Assim, os americanos optaram pela utilização de suas duas bombas atômicas sobre duas cidades japonesas de forma a causar uma intensa destruição e forçar o Japão a se render sem que fosse necessário promover a invasão territorial de Honshu. Assim, foram lançadas as duas bombas atômicas, que causaram milhares de mortes e deixaram graves sequelas em outros milhares. A rendição japonesa ocorreu no dia 14 de agosto de 1945 e foi oficializada em 2 de setembro do mesmo ano.
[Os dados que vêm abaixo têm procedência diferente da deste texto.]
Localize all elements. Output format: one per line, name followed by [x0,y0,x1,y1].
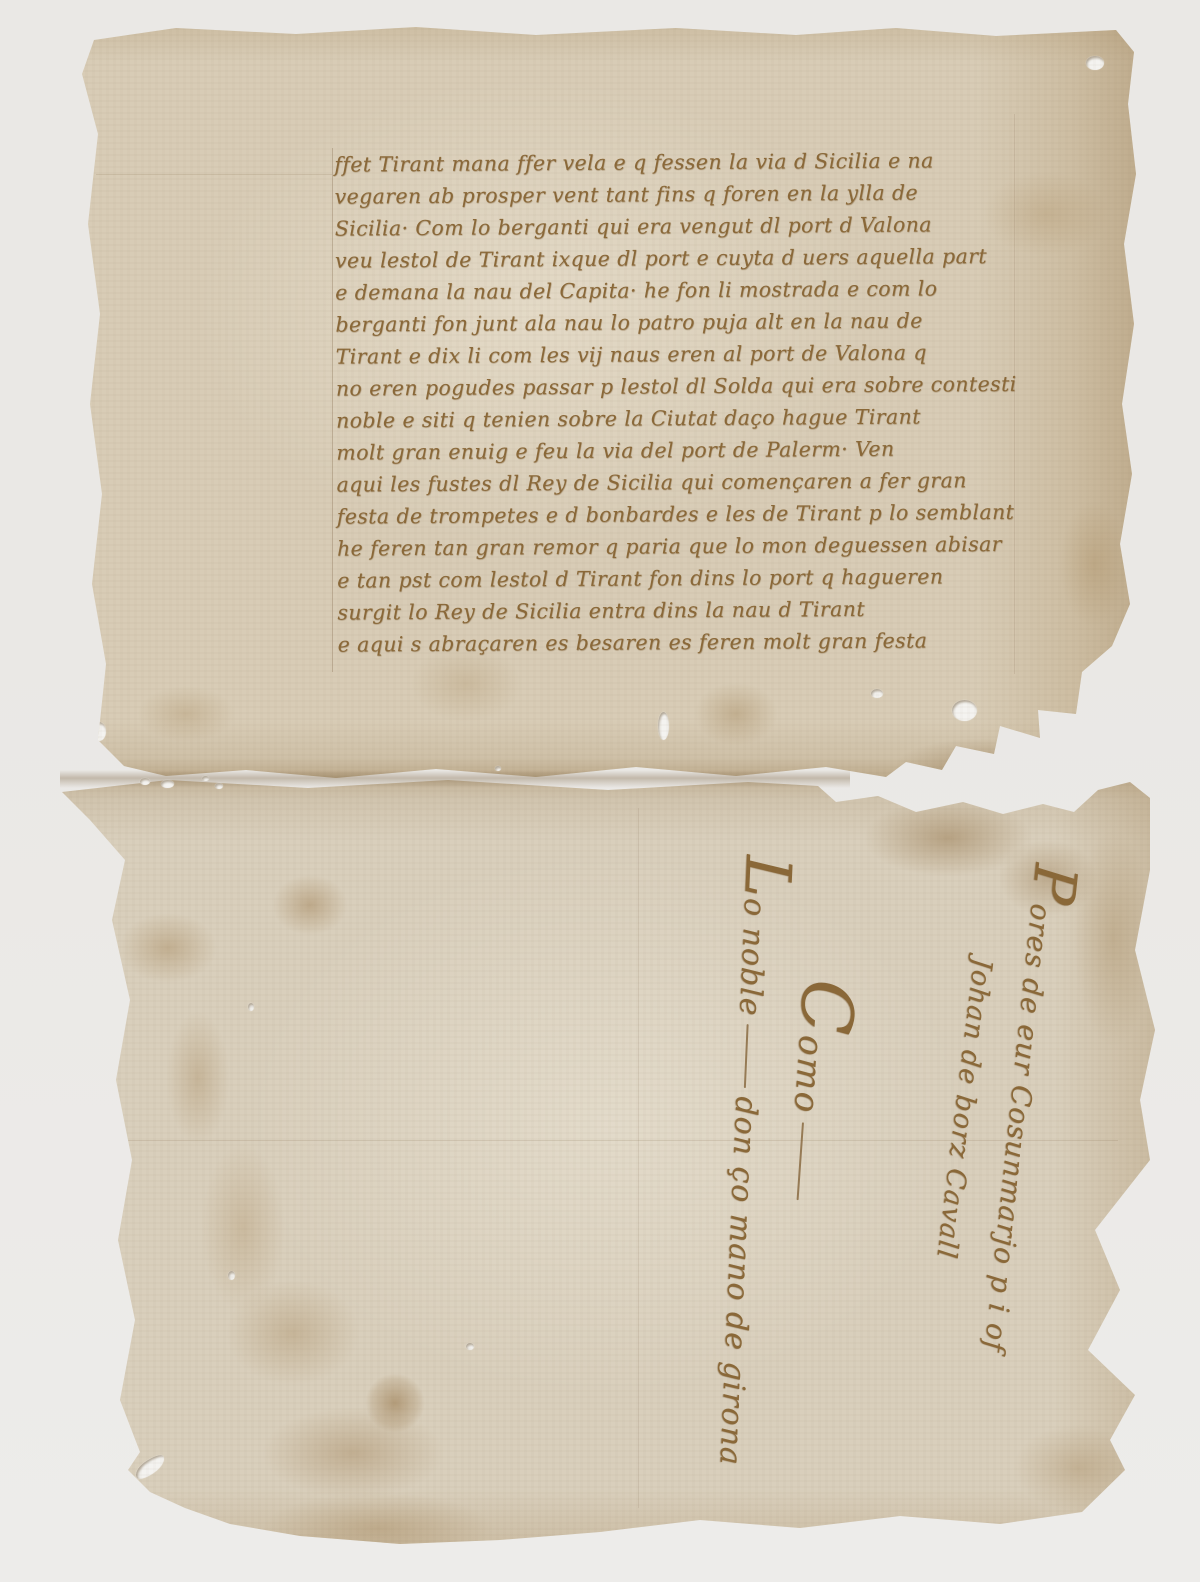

Alternativas de ensino da Guerra do Pacífico
Esse contexto que foi apresentado possui outras formas de ser trabalhado em sala de aula, além das aulas convencionais baseadas no livro didático e exposição conteudista. Sim, é necessário que um tempo da aula seja utilizado para exposição prévia do contexto abordado. No entanto, é sempre importante considerar que outras abordagens e a utilização de diferentes mídias podem ser alternativas interessantes, que, além de despertar o interesse do aluno, podem ser também uma abordagem menos maçante. Além da utilização de filmes, documentários e imagens, podem ser utilizadas alternativas mais próximas do gosto dos alunos.
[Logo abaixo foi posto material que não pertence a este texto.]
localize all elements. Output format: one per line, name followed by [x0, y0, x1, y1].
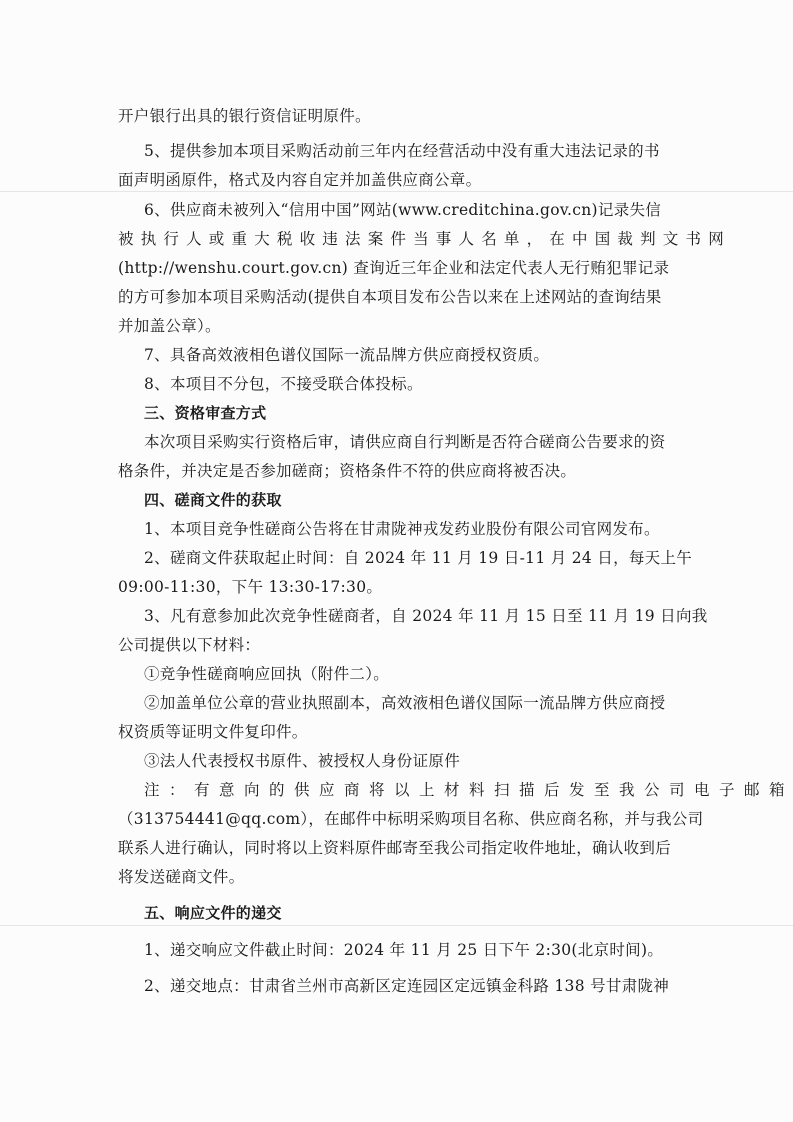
- paragraph-line: 面声明函原件，格式及内容自定并加盖供应商公章。: [118, 170, 678, 190]
- paragraph-line: 开户银行出具的银行资信证明原件。: [118, 106, 678, 126]
- paragraph-line: 注：有意向的供应商将以上材料扫描后发至我公司电子邮箱: [144, 780, 704, 800]
- paragraph-line: 7、具备高效液相色谱仪国际一流品牌方供应商授权资质。: [144, 345, 704, 365]
- paragraph-line: 8、本项目不分包，不接受联合体投标。: [144, 374, 704, 394]
- paragraph-line: 的方可参加本项目采购活动(提供自本项目发布公告以来在上述网站的查询结果: [118, 287, 678, 307]
- section-heading: 五、响应文件的递交: [144, 903, 704, 923]
- document-page: 开户银行出具的银行资信证明原件。 5、提供参加本项目采购活动前三年内在经营活动中…: [0, 0, 793, 1122]
- paragraph-line: 5、提供参加本项目采购活动前三年内在经营活动中没有重大违法记录的书: [144, 141, 704, 161]
- paragraph-line: 6、供应商未被列入“信用中国”网站(www.creditchina.gov.cn…: [144, 200, 704, 220]
- paragraph-line: （313754441@qq.com），在邮件中标明采购项目名称、供应商名称，并与…: [118, 809, 678, 829]
- paragraph-line: ③法人代表授权书原件、被授权人身份证原件: [144, 751, 704, 771]
- scan-artifact-line: [0, 191, 793, 192]
- paragraph-line: 将发送磋商文件。: [118, 867, 678, 887]
- paragraph-line: 1、本项目竞争性磋商公告将在甘肃陇神戎发药业股份有限公司官网发布。: [144, 519, 704, 539]
- paragraph-line: 2、磋商文件获取起止时间：自 2024 年 11 月 19 日-11 月 24 …: [144, 548, 704, 568]
- paragraph-line: 2、递交地点：甘肃省兰州市高新区定连园区定远镇金科路 138 号甘肃陇神: [144, 976, 704, 996]
- paragraph-line: (http://wenshu.court.gov.cn) 查询近三年企业和法定代…: [118, 258, 678, 278]
- paragraph-line: 被执行人或重大税收违法案件当事人名单，在中国裁判文书网: [118, 229, 678, 249]
- paragraph-line: 并加盖公章）。: [118, 316, 678, 336]
- paragraph-line: 3、凡有意参加此次竞争性磋商者，自 2024 年 11 月 15 日至 11 月…: [144, 606, 704, 626]
- section-heading: 四、磋商文件的获取: [144, 490, 704, 510]
- paragraph-line: 格条件，并决定是否参加磋商；资格条件不符的供应商将被否决。: [118, 461, 678, 481]
- section-heading: 三、资格审查方式: [144, 403, 704, 423]
- paragraph-line: ②加盖单位公章的营业执照副本，高效液相色谱仪国际一流品牌方供应商授: [144, 693, 704, 713]
- paragraph-line: 联系人进行确认，同时将以上资料原件邮寄至我公司指定收件地址，确认收到后: [118, 838, 678, 858]
- scan-artifact-line: [0, 925, 793, 926]
- paragraph-line: 09:00-11:30，下午 13:30-17:30。: [118, 577, 678, 597]
- paragraph-line: 公司提供以下材料：: [118, 635, 678, 655]
- paragraph-line: ①竞争性磋商响应回执（附件二）。: [144, 664, 704, 684]
- paragraph-line: 本次项目采购实行资格后审，请供应商自行判断是否符合磋商公告要求的资: [144, 432, 704, 452]
- paragraph-line: 1、递交响应文件截止时间：2024 年 11 月 25 日下午 2:30(北京时…: [144, 940, 704, 960]
- paragraph-line: 权资质等证明文件复印件。: [118, 722, 678, 742]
É evidente que atualmente existe um consumo crescente de quadrinhos em geral, seja na sua versão ocidentalizada (conhecida como comics ou graphic novels), seja na versão orientalizada (conhecida como mangá). Uma alternativa interessante que pode ser utilizada para realizar o estudo dos bombardeios atômicos é um mangá japonês escrito por Keiji Nakazawa (quadrinista japonês falecido em 2012).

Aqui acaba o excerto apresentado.